La position du nouveau patron de l’Agence de financement des infrastructures sera sans doute un délicat équilibre entre le train et la route mais il y a hélas fort à parier que le fluvial sera le parent pauvre des projets. C’est d’autant plus dommage que la France peut s’enorgueillir de disposer de canaux et de voies navigables qui pourraient permettre de faire baisser la facture carbone de bien des marchandises et que la France doit réduire de 10% ses consommations de carburant, gaz et électricité d’ici à 2024, par rapport à 2019. Le transport de marchandise via les voies navigables émet selon les études 2 à 4 fois moins de CO2eq (équivalent CO2) que le transport routier. Les plus anciennes péniches ne sont « que » deux fois moins énergivores que les camions (les plus récentes jusqu’à 4 fois moins), le ferroviaire est le champion de l’économie d’énergie mais, le transport routier, par sa souplesse et sa rapidité garde la cote chez les transporteurs.

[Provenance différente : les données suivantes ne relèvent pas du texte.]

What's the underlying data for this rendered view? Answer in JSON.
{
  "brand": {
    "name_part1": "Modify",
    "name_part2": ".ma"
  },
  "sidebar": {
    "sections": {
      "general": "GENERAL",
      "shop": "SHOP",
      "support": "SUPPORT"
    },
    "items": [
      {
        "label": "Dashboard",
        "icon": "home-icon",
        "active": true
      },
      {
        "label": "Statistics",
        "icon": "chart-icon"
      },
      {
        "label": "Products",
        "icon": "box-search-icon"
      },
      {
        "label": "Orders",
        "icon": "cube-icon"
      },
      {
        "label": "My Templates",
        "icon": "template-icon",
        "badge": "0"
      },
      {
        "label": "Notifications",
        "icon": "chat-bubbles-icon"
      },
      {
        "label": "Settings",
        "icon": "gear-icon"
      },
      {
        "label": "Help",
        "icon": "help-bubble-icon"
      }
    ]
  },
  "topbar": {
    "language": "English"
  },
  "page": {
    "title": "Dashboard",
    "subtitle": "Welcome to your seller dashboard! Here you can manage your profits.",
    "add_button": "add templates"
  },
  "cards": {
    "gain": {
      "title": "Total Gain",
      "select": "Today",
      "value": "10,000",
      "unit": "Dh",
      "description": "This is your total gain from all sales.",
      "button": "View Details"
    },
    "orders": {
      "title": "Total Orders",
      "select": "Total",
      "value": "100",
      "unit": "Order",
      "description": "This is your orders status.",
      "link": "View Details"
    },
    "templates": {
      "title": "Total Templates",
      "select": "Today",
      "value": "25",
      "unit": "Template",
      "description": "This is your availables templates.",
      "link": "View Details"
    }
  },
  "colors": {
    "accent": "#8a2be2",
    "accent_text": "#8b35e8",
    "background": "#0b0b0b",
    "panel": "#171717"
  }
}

Il est certains que des choix devront être faits et que des investissements massifs vont être nécessaires. En mars dernier le conseil d’orientation des infrastructures (COI) a remis au gouvernement son rapport sur le « bilan et perspectives des investissements pour les transports et les mobilités ». Il faut, écrit-il au moins 200 milliards d’euros d’investissements sur dix ans « pour se remettre au niveau des autres pays européens ».